Friday, January 21, 2005

Globalization blog.

Some wisdom for the day: Time flies, things change. Yesterday after one of the tech contractors that my company occasionally hires to work on our computers called me up to say that he couldn’t come to the office today as scheduled “because it’s a holiday.” I knew at once he meant Eid al Ahda, which I’d noted on my new DayMinder brand calendar. Considering his Semitic name and swart appearance, that seemed like a reasonable assumption. He didn’t spell it out for me, however, perhaps because he didn’t feel like explaining it again to someone who’d never heard of it.

I’m no authority on Muslim holidays, but I did look it up when I noticed it on my DayMinder. A British web site had a succinct definition, complete with the usual transliteration variations you get between English and Arabic: “Eid-ul-Adha (the Festival of Sacrifice) is celebrated throughout the Muslim world as a commemoration of Prophet Ibrahim's (Abraham’s) willingness to sacrifice his son for God. Eid-ul-Adha is celebrated on the tenth day of the month of Zul-Hijja.”

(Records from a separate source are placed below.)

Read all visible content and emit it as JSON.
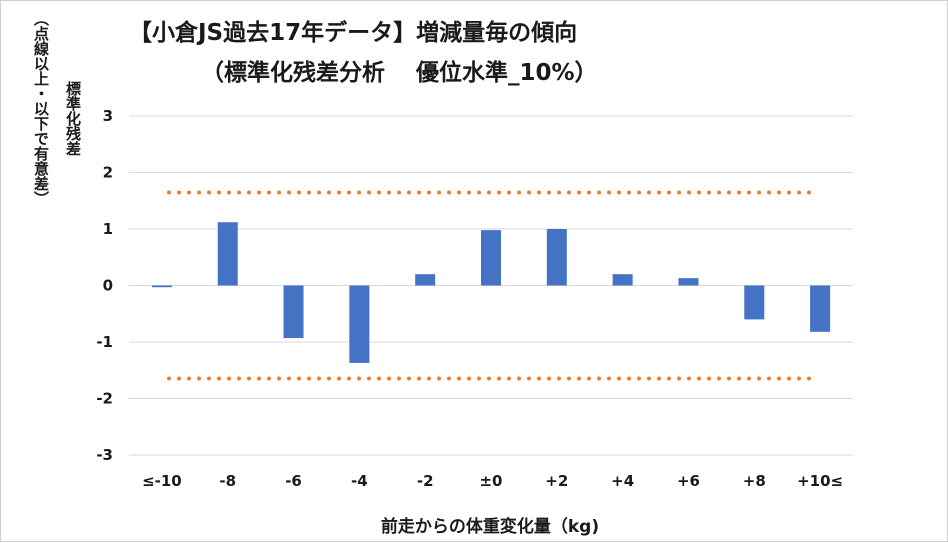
{
  "chart_data": {
    "type": "bar",
    "title": "【小倉JS過去17年データ】増減量毎の傾向",
    "subtitle": "（標準化残差分析　 優位水準_10%）",
    "xlabel": "前走からの体重変化量（kg)",
    "ylabel": "標準化残差",
    "ylabel_note": "（点線以上・以下で有意差）",
    "categories": [
      "≤-10",
      "-8",
      "-6",
      "-4",
      "-2",
      "±0",
      "+2",
      "+4",
      "+6",
      "+8",
      "+10≤"
    ],
    "values": [
      -0.03,
      1.12,
      -0.93,
      -1.37,
      0.2,
      0.98,
      1.0,
      0.2,
      0.13,
      -0.6,
      -0.82
    ],
    "ylim": [
      -3,
      3
    ],
    "yticks": [
      "-3",
      "-2",
      "-1",
      "0",
      "1",
      "2",
      "3"
    ],
    "threshold_lines": [
      1.645,
      -1.645
    ],
    "grid": true,
    "colors": {
      "bar": "#4472C4",
      "threshold": "#ED7D31",
      "grid": "#d9d9d9"
    }
  }
}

Currently my company (for example) allows employees to take certain Christian or Jewish holidays as part of their schedules (but not, alas, both). In the future, no doubt, American companies will also start to include Muslim holidays in a similar fashion. Maybe some already do. So who says that globalization only goes one way, that is, American culture forced on otherwise happy peoples around the world? Wankers, that’s who.

No time for a screed on “cultural imperialism,” but I will say this: it’s terrible how Americans force people worldwide to watch our movies—surely the greatest agents of cultural imperialism. That’s what all those marines we dispatch overseas are doing, I think. Herding natives into movie theaters at gunpoint.

More globalization: Some Fellowes brand screen cleaning wipes came to my desk today, inside a plastic jug that’s about as yellow as anything can possibly be. Made in the UK, but it’s a true EU product: instructions written on the jug come in nine languages (in order): English, German, Swedish, French, Italian, Polish, Spanish, Dutch and Russian. Various terms for the UK in other languages include Angleterre, Ingloterra, Grossbritannien (I don’t have the German double s symbol), R.U., Engeland, Storbritannien and best of all, Zjednoczonym Krolestwie.